Après 16 réunions, soit 64 heures d’échanges et de délibérations,  au cours desquelles nous avons procédé à l’audition de 31 personnalités, nous sommes aujourd’hui en mesure de vous présenter nos conclusions.

Mais avant d’en venir aux 17 propositions qui figurent dans ce document et qui ne manqueront pas, j’en suis sûr, de retenir votre attention, j’aimerais insister sur l’esprit dans lequel cette mission a été créée et a travaillé.

Car il est à mes yeux tout aussi important que les recommandations qui figurent dans ce document.  Par certains côtés, il l’est peut-être même plus.

Pourquoi ? Tout simplement, parce que des rapports sur les institutions, il y en a eu beaucoup.

Mais un rapport du Parlement sur la démocratie, élaboré lui-même de manière démocratique,  il n’y en a jamais eu.

Ce rapport, ne répond à aucune lettre de mission de l’exécutif.

Ce rapport, n’a pas été imaginé et construit par un groupe constitué exclusivement de hauts fonctionnaires et de juristes.

Ce rapport, n’a pas été débattu et rédigé à l’ombre, loin du regard des citoyens.

Oui, pour toutes ces raisons, le rapport que nous vous présentons aujourd’hui n’a pas de précédent.

Il pose un regard différent, d’une façon différente, sur notre démocratie.
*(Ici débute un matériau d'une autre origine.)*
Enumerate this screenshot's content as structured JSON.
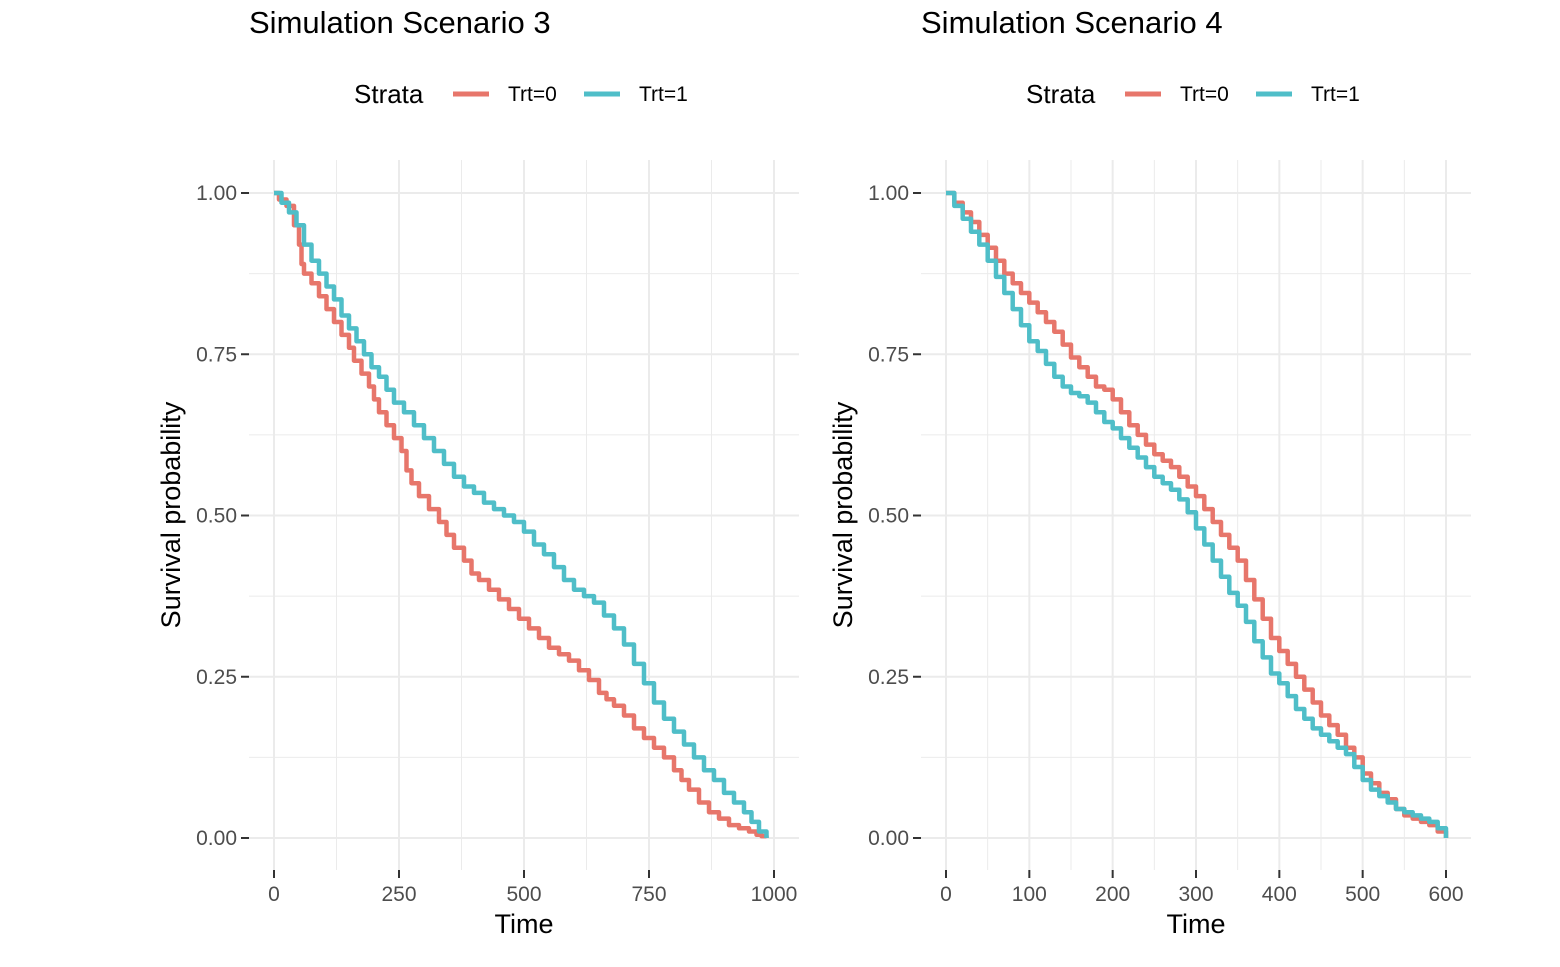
{
  "chart_data": [
    {
      "type": "line",
      "step": true,
      "title": "Simulation Scenario 3",
      "xlabel": "Time",
      "ylabel": "Survival probability",
      "xlim": [
        0,
        1000
      ],
      "ylim": [
        0,
        1
      ],
      "xticks": [
        0,
        250,
        500,
        750,
        1000
      ],
      "xtick_labels": [
        "0",
        "250",
        "500",
        "750",
        "1000"
      ],
      "yticks": [
        0,
        0.25,
        0.5,
        0.75,
        1.0
      ],
      "ytick_labels": [
        "0.00",
        "0.25",
        "0.50",
        "0.75",
        "1.00"
      ],
      "legend": {
        "title": "Strata",
        "position": "top",
        "entries": [
          "Trt=0",
          "Trt=1"
        ]
      },
      "series": [
        {
          "name": "Trt=0",
          "color": "#e7766b",
          "x": [
            0,
            10,
            25,
            40,
            50,
            55,
            60,
            75,
            90,
            105,
            120,
            135,
            150,
            160,
            175,
            190,
            200,
            210,
            225,
            240,
            255,
            265,
            275,
            290,
            310,
            330,
            345,
            360,
            380,
            395,
            410,
            430,
            450,
            470,
            490,
            510,
            530,
            550,
            570,
            590,
            610,
            630,
            650,
            665,
            680,
            700,
            720,
            740,
            760,
            780,
            800,
            815,
            830,
            850,
            870,
            890,
            910,
            930,
            950,
            965,
            975,
            985
          ],
          "y": [
            1.0,
            0.99,
            0.98,
            0.95,
            0.92,
            0.89,
            0.875,
            0.86,
            0.84,
            0.82,
            0.8,
            0.78,
            0.76,
            0.74,
            0.72,
            0.7,
            0.68,
            0.66,
            0.64,
            0.62,
            0.6,
            0.57,
            0.55,
            0.53,
            0.51,
            0.49,
            0.47,
            0.45,
            0.43,
            0.41,
            0.4,
            0.385,
            0.37,
            0.355,
            0.34,
            0.325,
            0.31,
            0.295,
            0.285,
            0.275,
            0.26,
            0.245,
            0.225,
            0.215,
            0.205,
            0.19,
            0.17,
            0.155,
            0.14,
            0.125,
            0.105,
            0.09,
            0.075,
            0.055,
            0.04,
            0.03,
            0.02,
            0.015,
            0.01,
            0.005,
            0.003,
            0.0
          ]
        },
        {
          "name": "Trt=1",
          "color": "#4fbec8",
          "x": [
            0,
            15,
            30,
            45,
            60,
            75,
            90,
            105,
            120,
            135,
            150,
            165,
            180,
            195,
            210,
            225,
            240,
            260,
            280,
            300,
            320,
            340,
            360,
            380,
            400,
            420,
            440,
            460,
            480,
            500,
            520,
            540,
            560,
            580,
            600,
            620,
            640,
            660,
            680,
            700,
            720,
            740,
            760,
            780,
            800,
            820,
            840,
            860,
            880,
            900,
            920,
            940,
            955,
            970,
            985
          ],
          "y": [
            1.0,
            0.985,
            0.97,
            0.95,
            0.92,
            0.895,
            0.875,
            0.855,
            0.835,
            0.81,
            0.79,
            0.77,
            0.75,
            0.73,
            0.715,
            0.695,
            0.675,
            0.66,
            0.64,
            0.62,
            0.6,
            0.58,
            0.56,
            0.545,
            0.535,
            0.52,
            0.51,
            0.5,
            0.49,
            0.475,
            0.455,
            0.44,
            0.42,
            0.4,
            0.385,
            0.375,
            0.365,
            0.345,
            0.325,
            0.3,
            0.27,
            0.24,
            0.21,
            0.185,
            0.165,
            0.145,
            0.125,
            0.105,
            0.09,
            0.07,
            0.055,
            0.04,
            0.025,
            0.01,
            0.0
          ]
        }
      ]
    },
    {
      "type": "line",
      "step": true,
      "title": "Simulation Scenario 4",
      "xlabel": "Time",
      "ylabel": "Survival probability",
      "xlim": [
        0,
        600
      ],
      "ylim": [
        0,
        1
      ],
      "xticks": [
        0,
        100,
        200,
        300,
        400,
        500,
        600
      ],
      "xtick_labels": [
        "0",
        "100",
        "200",
        "300",
        "400",
        "500",
        "600"
      ],
      "yticks": [
        0,
        0.25,
        0.5,
        0.75,
        1.0
      ],
      "ytick_labels": [
        "0.00",
        "0.25",
        "0.50",
        "0.75",
        "1.00"
      ],
      "legend": {
        "title": "Strata",
        "position": "top",
        "entries": [
          "Trt=0",
          "Trt=1"
        ]
      },
      "series": [
        {
          "name": "Trt=0",
          "color": "#e7766b",
          "x": [
            0,
            10,
            20,
            30,
            40,
            50,
            60,
            70,
            80,
            90,
            100,
            110,
            120,
            130,
            140,
            150,
            160,
            170,
            180,
            190,
            200,
            210,
            220,
            230,
            240,
            250,
            260,
            270,
            280,
            290,
            300,
            310,
            320,
            330,
            340,
            350,
            360,
            370,
            380,
            390,
            400,
            410,
            420,
            430,
            440,
            450,
            460,
            470,
            480,
            490,
            500,
            510,
            520,
            530,
            540,
            550,
            560,
            570,
            580,
            590,
            600
          ],
          "y": [
            1.0,
            0.985,
            0.97,
            0.955,
            0.935,
            0.915,
            0.895,
            0.875,
            0.86,
            0.845,
            0.83,
            0.815,
            0.8,
            0.785,
            0.765,
            0.745,
            0.73,
            0.715,
            0.7,
            0.695,
            0.68,
            0.66,
            0.64,
            0.625,
            0.61,
            0.595,
            0.585,
            0.575,
            0.56,
            0.545,
            0.53,
            0.51,
            0.49,
            0.47,
            0.45,
            0.43,
            0.4,
            0.37,
            0.34,
            0.31,
            0.29,
            0.27,
            0.25,
            0.23,
            0.21,
            0.19,
            0.175,
            0.16,
            0.14,
            0.125,
            0.1,
            0.085,
            0.07,
            0.06,
            0.045,
            0.035,
            0.03,
            0.025,
            0.02,
            0.01,
            0.0
          ]
        },
        {
          "name": "Trt=1",
          "color": "#4fbec8",
          "x": [
            0,
            10,
            20,
            30,
            40,
            50,
            60,
            70,
            80,
            90,
            100,
            110,
            120,
            130,
            140,
            150,
            160,
            170,
            180,
            190,
            200,
            210,
            220,
            230,
            240,
            250,
            260,
            270,
            280,
            290,
            300,
            310,
            320,
            330,
            340,
            350,
            360,
            370,
            380,
            390,
            400,
            410,
            420,
            430,
            440,
            450,
            460,
            470,
            480,
            490,
            500,
            510,
            520,
            530,
            540,
            550,
            560,
            570,
            580,
            590,
            600
          ],
          "y": [
            1.0,
            0.98,
            0.96,
            0.94,
            0.92,
            0.895,
            0.87,
            0.845,
            0.82,
            0.795,
            0.77,
            0.755,
            0.735,
            0.715,
            0.7,
            0.69,
            0.685,
            0.675,
            0.66,
            0.645,
            0.635,
            0.62,
            0.605,
            0.59,
            0.575,
            0.56,
            0.55,
            0.54,
            0.525,
            0.505,
            0.48,
            0.455,
            0.43,
            0.405,
            0.38,
            0.36,
            0.335,
            0.305,
            0.28,
            0.255,
            0.24,
            0.22,
            0.2,
            0.185,
            0.17,
            0.16,
            0.15,
            0.14,
            0.13,
            0.11,
            0.09,
            0.075,
            0.065,
            0.055,
            0.045,
            0.04,
            0.035,
            0.03,
            0.025,
            0.015,
            0.0
          ]
        }
      ]
    }
  ]
}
Tout d’abord, du fait de la composition de notre groupe de travail. J’ai en effet souhaité qu’il soit mixte, paritaire, et transpartisan.  Co-présidé par Michel Winock – qu’il n’est nul besoin de présenter - et moi-même, le groupe de travail est  composé de onze parlementaires, issus de tous les groupes politiques, et de douze personnalités qualifiées, bien au-delà des seuls cercles juridiques. Il regroupe ainsi en son sein une grande diversité de profils : philosophe, historiens, professeurs de droit,  de sciences politiques, acteurs du monde syndical ou de l’entreprise…

S’il pose un regard différent, c’est ensuite parce qu’il est l’expression de nos convictions, mais aussi de nos doutes et de nos désaccords. Il ne cache rien, y compris sur la façon dont ont été adoptées toutes nos propositions.

La méthode retenue pour déterminer le choix des orientations et des propositions portées par le groupe de travail est  de fait également sans précédent.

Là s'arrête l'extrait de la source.